Ebola: Economic Lessons for Africa

Published on 4th November 2014

The African Union has resorted to asking the continent’s richest people to raise $100 million to pay the costs for volunteer doctors and nurses fighting Ebola in West Africa. The world’s largest Ebola outbreak has killed almost 5,000 people in Liberia, Guinea and Sierra Leone since December, exposing the region’s soft health and financing underbelly. About 5,000 international medical, training and support personnel are needed over the coming months to respond to the outbreak.

Africa ought to have many millionaires but the old order of brandishing political and ethnic brands at the expense of ‘cake-baking’ brands has robbed it of its would-be millionaires.The culture of galvanising populations around “eating” the national cake instead of “baking” new ones and  fronting ‘messianic’ politics has not only shrunk the cake but enabled only a select few with connections to “the messiah” to enjoy the cake.

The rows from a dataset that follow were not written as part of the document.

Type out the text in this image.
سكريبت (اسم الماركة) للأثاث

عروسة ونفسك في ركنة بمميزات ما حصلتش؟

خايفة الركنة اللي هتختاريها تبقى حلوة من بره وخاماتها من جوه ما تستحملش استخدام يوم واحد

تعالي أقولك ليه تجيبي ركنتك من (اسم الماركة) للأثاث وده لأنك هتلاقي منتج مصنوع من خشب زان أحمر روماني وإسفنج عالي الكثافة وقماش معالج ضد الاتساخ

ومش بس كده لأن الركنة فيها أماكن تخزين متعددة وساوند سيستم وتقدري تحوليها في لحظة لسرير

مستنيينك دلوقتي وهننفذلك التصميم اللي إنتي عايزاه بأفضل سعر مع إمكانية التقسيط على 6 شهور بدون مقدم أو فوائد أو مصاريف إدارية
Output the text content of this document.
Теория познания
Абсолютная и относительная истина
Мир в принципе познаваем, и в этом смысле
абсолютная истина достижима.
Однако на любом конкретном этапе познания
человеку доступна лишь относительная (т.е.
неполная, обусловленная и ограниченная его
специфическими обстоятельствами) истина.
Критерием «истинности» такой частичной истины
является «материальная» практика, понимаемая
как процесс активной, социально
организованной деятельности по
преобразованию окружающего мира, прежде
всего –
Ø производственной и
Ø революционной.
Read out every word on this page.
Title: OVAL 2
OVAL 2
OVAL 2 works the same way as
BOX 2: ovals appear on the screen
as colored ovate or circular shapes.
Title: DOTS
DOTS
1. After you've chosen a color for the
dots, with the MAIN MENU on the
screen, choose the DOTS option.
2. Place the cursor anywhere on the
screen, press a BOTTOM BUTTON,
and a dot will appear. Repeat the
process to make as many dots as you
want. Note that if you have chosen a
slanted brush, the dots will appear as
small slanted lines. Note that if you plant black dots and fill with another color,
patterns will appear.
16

Africa must shun the old order and creatively come up with a system that will make individual Africans to bake their own cakes instead of relying on centralized cake handouts. The continent’s constitutions should be revised to enable all Africans to partake of their national cake by restricting a single group from using the law to monopolize the cakes. The continent must also quit the inherited economic systems that see it major on the production and export of primary goods. It must abstain from reforms that please donors to reforms that encourage entrepreneurship. This will raise more rich people, expand the African cake and avail ready funds for challenges in Africa.